The general looked taken aback. “No, Empress, I am certainly not questioning your –”

“Every word Brother Rennus speaks is the truth,” the Empress said sharply, cutting him off. “The monsters of our childhood are real. What the Wise Men told us were mere myths about our ancestors turned out to be the truth. And the Brotherhood – it is time that you put your prejudices aside, because the Brotherhood and the House of Dorsa have the same mission, and that is to protect the people of this Empire from being swallowed whole by the Shadowlands. I need to know right now if you share that mission, General Ambrose. Or is your mission simply to regain your family’s territory and don the title of Lord of Pellon?”

If the general looked taken aback before, now he looked positively cowed and humiliated. His round cheeks turned apple-red, and his mustache and jowls quivered as he searched for the words that might absolve him.

The Empress spoke again before he found his voice. “We will use your dreamwalkers to reach Commander Joslyn and General Alric, Brother Rennus. It will be faster than using beastwalkers, and safer for the Brothers.”

“Very well, Empress,” said Brother Rennus. “Though I only have two dreamwalkers with me, and neither are as skilled as the Commander, I’m afraid.

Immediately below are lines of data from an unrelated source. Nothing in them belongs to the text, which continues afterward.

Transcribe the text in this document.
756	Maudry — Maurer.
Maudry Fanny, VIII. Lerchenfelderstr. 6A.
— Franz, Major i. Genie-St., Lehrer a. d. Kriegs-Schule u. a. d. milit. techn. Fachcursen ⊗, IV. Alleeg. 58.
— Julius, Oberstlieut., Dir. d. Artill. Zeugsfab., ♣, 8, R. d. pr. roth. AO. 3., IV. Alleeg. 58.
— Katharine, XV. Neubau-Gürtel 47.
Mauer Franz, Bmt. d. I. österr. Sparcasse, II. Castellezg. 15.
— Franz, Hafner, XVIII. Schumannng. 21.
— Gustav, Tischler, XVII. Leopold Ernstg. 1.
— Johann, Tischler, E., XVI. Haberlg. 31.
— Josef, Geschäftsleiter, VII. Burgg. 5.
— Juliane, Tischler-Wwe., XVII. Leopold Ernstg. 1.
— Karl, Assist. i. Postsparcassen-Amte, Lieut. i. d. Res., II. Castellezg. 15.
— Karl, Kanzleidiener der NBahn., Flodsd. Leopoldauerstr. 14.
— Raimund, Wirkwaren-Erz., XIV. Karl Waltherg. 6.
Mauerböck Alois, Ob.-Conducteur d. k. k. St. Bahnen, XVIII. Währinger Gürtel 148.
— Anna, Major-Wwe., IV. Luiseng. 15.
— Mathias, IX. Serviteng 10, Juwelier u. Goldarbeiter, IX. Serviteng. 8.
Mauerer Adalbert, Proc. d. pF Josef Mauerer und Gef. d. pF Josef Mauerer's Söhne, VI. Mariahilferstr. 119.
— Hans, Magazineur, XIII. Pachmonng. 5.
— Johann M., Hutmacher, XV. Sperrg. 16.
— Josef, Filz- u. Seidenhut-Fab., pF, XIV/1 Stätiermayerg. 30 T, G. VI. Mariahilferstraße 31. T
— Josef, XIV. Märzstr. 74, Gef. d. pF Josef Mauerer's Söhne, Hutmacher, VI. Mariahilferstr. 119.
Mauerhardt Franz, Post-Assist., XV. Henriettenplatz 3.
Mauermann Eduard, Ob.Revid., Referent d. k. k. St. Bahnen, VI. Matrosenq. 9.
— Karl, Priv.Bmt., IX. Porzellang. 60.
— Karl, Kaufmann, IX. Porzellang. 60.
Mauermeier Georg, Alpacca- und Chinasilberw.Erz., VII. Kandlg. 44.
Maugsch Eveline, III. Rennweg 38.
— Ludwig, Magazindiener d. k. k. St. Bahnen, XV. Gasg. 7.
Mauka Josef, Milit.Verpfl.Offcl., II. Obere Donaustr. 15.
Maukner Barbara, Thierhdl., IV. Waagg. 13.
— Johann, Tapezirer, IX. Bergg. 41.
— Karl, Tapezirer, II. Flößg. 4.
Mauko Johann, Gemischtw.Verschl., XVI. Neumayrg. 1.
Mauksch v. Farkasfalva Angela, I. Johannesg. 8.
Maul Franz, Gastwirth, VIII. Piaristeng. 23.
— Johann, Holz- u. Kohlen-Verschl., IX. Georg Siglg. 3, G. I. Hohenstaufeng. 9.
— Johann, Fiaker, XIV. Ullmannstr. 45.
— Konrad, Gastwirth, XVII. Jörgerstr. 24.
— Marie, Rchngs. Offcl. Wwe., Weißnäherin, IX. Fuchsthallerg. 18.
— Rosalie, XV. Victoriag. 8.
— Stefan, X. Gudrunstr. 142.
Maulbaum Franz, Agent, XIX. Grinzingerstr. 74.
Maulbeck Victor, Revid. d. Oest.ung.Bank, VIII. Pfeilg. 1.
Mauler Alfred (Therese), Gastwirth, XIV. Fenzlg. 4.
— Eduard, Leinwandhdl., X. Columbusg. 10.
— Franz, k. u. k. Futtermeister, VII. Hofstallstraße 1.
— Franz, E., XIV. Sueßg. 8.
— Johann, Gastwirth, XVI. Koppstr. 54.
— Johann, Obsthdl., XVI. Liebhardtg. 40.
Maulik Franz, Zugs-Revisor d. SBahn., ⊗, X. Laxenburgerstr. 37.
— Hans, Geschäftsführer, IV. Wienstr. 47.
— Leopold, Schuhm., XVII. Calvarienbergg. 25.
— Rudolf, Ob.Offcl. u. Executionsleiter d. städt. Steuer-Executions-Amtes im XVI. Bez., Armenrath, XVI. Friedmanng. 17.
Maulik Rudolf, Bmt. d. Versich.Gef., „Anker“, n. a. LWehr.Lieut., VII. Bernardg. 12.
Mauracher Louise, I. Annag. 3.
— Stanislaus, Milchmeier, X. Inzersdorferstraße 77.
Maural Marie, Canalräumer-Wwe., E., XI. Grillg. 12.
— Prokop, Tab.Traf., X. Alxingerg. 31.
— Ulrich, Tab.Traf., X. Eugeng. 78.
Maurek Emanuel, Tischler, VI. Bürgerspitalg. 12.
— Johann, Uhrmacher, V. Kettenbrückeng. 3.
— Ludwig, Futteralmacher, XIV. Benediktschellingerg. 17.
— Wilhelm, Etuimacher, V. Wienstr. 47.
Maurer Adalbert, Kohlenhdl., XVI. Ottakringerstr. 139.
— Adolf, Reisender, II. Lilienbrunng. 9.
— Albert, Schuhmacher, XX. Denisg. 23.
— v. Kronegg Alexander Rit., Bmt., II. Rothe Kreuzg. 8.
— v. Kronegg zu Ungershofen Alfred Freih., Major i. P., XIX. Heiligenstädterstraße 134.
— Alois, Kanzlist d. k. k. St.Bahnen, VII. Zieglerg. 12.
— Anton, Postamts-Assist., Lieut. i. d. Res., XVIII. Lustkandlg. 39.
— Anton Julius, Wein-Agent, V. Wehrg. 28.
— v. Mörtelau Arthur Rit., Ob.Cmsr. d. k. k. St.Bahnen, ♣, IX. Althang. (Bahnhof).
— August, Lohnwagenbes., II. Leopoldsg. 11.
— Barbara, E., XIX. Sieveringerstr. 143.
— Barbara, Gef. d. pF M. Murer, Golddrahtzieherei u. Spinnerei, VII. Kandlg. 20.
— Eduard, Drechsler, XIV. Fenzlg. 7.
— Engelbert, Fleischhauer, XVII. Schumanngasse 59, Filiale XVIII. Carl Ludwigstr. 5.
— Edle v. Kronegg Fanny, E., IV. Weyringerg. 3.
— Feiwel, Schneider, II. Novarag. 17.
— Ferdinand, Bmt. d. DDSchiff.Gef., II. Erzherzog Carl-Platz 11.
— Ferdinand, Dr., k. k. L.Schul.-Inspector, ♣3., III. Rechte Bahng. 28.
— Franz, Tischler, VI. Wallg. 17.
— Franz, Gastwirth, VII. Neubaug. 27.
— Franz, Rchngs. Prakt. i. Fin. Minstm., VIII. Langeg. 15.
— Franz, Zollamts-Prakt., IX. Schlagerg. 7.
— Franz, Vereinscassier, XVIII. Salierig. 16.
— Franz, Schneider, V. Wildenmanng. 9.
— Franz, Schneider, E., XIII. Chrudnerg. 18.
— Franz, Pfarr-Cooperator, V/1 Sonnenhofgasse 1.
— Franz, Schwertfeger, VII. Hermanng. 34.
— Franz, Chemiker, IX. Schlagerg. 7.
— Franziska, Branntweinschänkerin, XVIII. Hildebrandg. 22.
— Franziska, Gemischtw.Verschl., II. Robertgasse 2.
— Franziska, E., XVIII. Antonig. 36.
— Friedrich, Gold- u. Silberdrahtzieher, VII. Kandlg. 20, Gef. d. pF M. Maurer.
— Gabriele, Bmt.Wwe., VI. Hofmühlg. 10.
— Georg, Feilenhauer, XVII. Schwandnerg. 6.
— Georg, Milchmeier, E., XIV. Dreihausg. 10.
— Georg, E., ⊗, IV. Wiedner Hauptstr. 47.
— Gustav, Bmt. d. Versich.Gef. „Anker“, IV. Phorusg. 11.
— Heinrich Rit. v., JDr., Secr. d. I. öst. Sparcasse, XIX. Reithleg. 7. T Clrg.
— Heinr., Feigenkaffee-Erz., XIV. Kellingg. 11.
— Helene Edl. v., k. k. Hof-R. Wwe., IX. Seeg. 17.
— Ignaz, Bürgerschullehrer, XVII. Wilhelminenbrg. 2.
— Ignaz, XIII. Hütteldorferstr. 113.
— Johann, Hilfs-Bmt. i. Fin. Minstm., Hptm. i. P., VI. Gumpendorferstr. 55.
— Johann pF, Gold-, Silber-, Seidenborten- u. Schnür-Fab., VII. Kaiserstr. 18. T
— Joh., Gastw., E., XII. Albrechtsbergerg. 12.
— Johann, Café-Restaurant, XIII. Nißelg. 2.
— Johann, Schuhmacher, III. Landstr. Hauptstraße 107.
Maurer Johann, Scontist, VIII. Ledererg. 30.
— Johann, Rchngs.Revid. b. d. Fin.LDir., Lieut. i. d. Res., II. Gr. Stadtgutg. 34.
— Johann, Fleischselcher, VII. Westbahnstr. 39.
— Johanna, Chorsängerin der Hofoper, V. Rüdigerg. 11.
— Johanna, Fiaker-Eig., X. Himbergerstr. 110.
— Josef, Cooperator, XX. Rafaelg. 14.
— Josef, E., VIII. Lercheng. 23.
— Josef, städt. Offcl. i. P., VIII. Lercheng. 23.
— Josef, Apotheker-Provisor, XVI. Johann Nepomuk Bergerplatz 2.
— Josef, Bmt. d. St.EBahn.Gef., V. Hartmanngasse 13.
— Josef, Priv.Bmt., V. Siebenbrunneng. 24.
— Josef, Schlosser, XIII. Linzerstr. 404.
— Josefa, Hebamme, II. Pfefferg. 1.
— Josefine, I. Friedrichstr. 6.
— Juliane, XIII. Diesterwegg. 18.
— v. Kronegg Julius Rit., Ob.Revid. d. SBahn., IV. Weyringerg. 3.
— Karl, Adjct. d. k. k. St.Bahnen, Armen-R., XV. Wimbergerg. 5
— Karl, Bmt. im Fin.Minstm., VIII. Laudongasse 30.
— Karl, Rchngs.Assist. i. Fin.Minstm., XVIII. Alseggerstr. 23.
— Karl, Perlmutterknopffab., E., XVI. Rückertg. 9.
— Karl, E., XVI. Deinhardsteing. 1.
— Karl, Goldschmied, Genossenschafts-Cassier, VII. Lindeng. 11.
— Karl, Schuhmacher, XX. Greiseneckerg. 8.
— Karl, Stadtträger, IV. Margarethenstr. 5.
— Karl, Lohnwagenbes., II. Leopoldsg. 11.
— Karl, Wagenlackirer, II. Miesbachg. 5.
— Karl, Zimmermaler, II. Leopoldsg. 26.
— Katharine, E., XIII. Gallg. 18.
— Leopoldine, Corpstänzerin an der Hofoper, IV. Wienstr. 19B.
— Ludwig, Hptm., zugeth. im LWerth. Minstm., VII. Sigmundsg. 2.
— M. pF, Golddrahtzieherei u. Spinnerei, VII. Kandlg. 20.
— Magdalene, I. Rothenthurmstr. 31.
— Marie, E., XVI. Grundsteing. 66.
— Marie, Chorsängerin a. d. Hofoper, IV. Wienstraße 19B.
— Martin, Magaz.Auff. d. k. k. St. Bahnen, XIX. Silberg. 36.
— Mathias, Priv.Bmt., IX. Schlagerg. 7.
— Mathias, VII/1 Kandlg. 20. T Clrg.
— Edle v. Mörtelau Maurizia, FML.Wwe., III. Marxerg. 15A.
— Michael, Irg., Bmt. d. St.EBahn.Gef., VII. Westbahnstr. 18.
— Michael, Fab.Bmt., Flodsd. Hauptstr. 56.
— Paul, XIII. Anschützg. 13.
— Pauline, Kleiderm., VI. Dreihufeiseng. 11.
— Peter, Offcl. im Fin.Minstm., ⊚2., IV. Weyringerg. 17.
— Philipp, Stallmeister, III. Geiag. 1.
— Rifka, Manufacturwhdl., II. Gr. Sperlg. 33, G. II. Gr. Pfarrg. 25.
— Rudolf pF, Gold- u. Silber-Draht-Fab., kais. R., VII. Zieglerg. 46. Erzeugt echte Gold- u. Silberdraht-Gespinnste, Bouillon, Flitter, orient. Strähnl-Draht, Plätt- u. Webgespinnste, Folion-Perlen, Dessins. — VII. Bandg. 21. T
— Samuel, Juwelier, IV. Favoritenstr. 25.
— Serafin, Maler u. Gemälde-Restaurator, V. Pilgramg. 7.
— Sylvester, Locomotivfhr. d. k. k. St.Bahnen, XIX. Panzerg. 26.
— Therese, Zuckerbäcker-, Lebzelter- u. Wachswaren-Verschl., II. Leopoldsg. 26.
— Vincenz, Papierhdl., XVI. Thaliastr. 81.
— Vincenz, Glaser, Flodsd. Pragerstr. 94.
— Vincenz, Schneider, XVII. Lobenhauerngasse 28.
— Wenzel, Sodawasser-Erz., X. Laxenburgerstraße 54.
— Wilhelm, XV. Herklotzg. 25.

It may take a few nights to reach the General and the Commander.”

“Alright,” the Empress said. “Then send a beast walker to Alric, because he’s closer to our position, and have the dreamwalkers concentrate on reaching Joslyn. As soon as you can confirm that they’ve received the message, we move on Pellon.”

“Begging your pardon, Empress,” said the general, his tone distinctly meeker than before, “but what about Bawold? We still haven’t cleared the mountain men out of the town, and I fear that if we leave them there, we’ll open ourselves up to four, five hundred nipping at our heels the whole way north to Pellon.”

“Yes, Bawold.” Something in the way the Empress said it made the general shrink away even further. “The bane of our existence, Bawold. The town you told me it would take two weeks to clear, and yet here we still are, two months later, talking about Bawold. Tell me, general, why is it that there are still several clans of tribesmen holding such a small town? How have your troops not managed to dislodge them yet, despite the advantage of numbers? I seem to remember you telling me when we first set up this camp that mountain men were notoriously bad at siege warfare and that ridding the town of their presence would be a simple matter. But I suppose I must have misheard you.”

Brother Rennus broke in before the general could attempt to defend himself. “Empress, if I may be so bold as to speak on the general’s behalf in this matter?”

The Empress cocked her head in surprise. “Very well, Brother Rennus. Speak.”